Schritt 3: Das ganze Team schulen, nicht nur die Anwesenden
Eine Präsenzveranstaltung erreicht nie alle: Urlaub, Krankheit, Nachtdienst und Teilzeit sorgen dafür, dass regelmäßig ein Teil des Teams außen vor bleibt. Wenn Sie die Schulung digital zuweisen, bearbeitet jede Pflegekraft das Modul dann, wenn es in den Dienstplan passt, und Sie sehen jederzeit, wer noch offen ist. Die Expertenstandards liegen als fertige Kurse bereit, die Zuweisung erfolgt an ganze Gruppen oder einzelne Personen, und Erinnerungen und Nachweise laufen automatisch mit. Themen, die vom Üben leben, etwa Lagerung oder Transfer, ergänzen Sie mit einer Schulung vor Ort.
Gut zu wissen
Denken Sie neue Mitarbeitende und Aktualisierungen von Anfang an mit. Wer im Mai anfängt, braucht die Schulung im Mai, nicht erst beim nächsten Jahrestermin. Und wenn das DNQP einen Standard überarbeitet, weisen Sie das aktualisierte Modul einfach erneut zu.
Schritt 4: Prüfen, ob der Standard im Alltag ankommt
Zwischen Schulung und Praxis liegt der eigentliche Umsetzungsschritt. Ihn können Sie mit kleinen, wiederkehrenden Formaten sichtbar machen:
- Pflegevisite mit Blick auf einen konkreten Standard: Wird die Einschätzung genutzt, sind die Maßnahmen geplant und wirken sie?
- Kurze Fallbesprechungen in der Dienstübergabe, bei denen ein realer Fall am Standard entlang durchgesprochen wird.
- Stichproben in der Dokumentation, etwa fünf Bewohnerakten pro Quartal, statt einer großen Prüfaktion im Jahr.
- Rückmeldung an das Team: Was gut läuft und was fehlt, gehört in dieselbe Besprechung. Sonst bleibt das Audit eine Übung für den Ordner.

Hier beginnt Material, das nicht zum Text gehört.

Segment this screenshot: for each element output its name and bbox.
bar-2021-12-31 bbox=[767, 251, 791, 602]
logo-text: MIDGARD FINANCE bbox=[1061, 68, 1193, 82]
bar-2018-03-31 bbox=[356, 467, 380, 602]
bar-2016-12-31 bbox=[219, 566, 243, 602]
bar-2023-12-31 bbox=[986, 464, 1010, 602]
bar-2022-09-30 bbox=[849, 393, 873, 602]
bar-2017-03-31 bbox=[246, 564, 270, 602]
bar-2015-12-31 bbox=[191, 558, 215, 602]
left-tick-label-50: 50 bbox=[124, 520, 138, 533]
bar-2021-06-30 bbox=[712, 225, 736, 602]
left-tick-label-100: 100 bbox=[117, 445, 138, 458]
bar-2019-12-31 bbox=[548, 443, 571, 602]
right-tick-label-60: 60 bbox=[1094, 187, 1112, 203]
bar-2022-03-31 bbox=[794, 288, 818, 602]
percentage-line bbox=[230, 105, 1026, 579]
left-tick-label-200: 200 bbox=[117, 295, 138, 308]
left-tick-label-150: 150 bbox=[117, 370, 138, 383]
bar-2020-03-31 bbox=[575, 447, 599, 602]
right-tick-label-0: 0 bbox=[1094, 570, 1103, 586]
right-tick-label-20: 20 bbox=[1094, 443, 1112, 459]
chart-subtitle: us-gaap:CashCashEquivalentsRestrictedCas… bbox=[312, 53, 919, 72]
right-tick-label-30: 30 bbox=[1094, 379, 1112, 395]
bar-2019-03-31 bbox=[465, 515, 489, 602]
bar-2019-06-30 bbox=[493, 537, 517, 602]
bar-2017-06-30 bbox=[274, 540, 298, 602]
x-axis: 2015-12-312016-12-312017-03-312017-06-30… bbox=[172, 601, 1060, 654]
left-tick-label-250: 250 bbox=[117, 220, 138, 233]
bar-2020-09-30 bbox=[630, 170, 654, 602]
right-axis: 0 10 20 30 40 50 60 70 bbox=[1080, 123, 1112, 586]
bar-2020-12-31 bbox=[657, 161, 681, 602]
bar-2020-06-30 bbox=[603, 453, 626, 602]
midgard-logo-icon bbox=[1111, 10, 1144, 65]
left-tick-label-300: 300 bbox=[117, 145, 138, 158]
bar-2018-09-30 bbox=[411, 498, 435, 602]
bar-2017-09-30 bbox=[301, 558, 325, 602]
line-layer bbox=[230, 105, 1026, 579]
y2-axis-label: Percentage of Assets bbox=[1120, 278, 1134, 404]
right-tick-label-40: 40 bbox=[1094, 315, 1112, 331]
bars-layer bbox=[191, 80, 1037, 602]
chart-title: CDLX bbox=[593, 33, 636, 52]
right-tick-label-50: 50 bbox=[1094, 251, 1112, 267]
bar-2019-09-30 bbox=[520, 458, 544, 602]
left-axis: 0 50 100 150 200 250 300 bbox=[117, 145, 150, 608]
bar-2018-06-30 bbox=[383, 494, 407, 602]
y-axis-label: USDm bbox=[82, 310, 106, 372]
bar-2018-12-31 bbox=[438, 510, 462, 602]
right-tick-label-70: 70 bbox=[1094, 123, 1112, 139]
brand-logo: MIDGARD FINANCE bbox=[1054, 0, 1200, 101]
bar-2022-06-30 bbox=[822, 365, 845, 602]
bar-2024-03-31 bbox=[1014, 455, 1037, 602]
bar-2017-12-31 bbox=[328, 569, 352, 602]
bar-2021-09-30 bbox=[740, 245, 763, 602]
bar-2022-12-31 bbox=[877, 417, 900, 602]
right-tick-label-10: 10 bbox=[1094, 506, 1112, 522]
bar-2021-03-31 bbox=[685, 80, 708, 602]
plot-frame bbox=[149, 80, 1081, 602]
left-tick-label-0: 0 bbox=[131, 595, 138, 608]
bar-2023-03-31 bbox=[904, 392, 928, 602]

Schritt 5: Nachweise führen, bevor die Prüfung kommt
Die Dokumentation entsteht am besten beiläufig, nicht in der Woche vor dem Prüftermin. Für jede Schulung sollten Inhalt, Datum, Dauer und die Teilnahme jeder einzelnen Person belegbar sein. Für Ihre Ablage heißt das:
- Ein Nachweis pro Person und Thema, nicht nur eine Teilnehmerliste mit Unterschriften.
- Die Jahresübersicht auf Knopfdruck, damit Sie zur Prüfung nichts zusammensuchen müssen.
- Fortbildungsnachweise mindestens fünf Jahre aufbewahren, damit auch ältere Zeiträume belegt sind.
- Aktualisierte Standards mit neuem Datum dokumentieren, damit erkennbar ist, welcher Stand geschult wurde.
Die häufigsten Stolperfallen
- Die Verfahrensregelung beschreibt einen Idealablauf, den es im Haus so nicht gibt. In der Befragung fällt das sofort auf.
- Geschult wurde einmalig zur Einführung, danach nie wieder, obwohl das Team inzwischen zur Hälfte aus neuen Gesichtern besteht.
- Die Schulung ist erfolgt, aber nur als Liste dokumentiert, ohne Inhalt, Dauer und Ergebnis.
- Der Standard wird als Aufgabe des Qualitätsmanagements gesehen, nicht als Thema der Wohnbereiche.
Fazit
Expertenstandards umzusetzen ist kein Projekt mit Enddatum, sondern ein Kreislauf aus Regelung, Schulung, Prüfung und Nachweis. Wer diese vier Bausteine klein und regelmäßig hält, steht bei der Qualitätsprüfung entspannt da. Der entscheidende Hebel liegt dabei bei Schritt drei und fünf: Erreichen Sie zuverlässig jede Pflegekraft, und lassen Sie die Dokumentation nebenbei entstehen.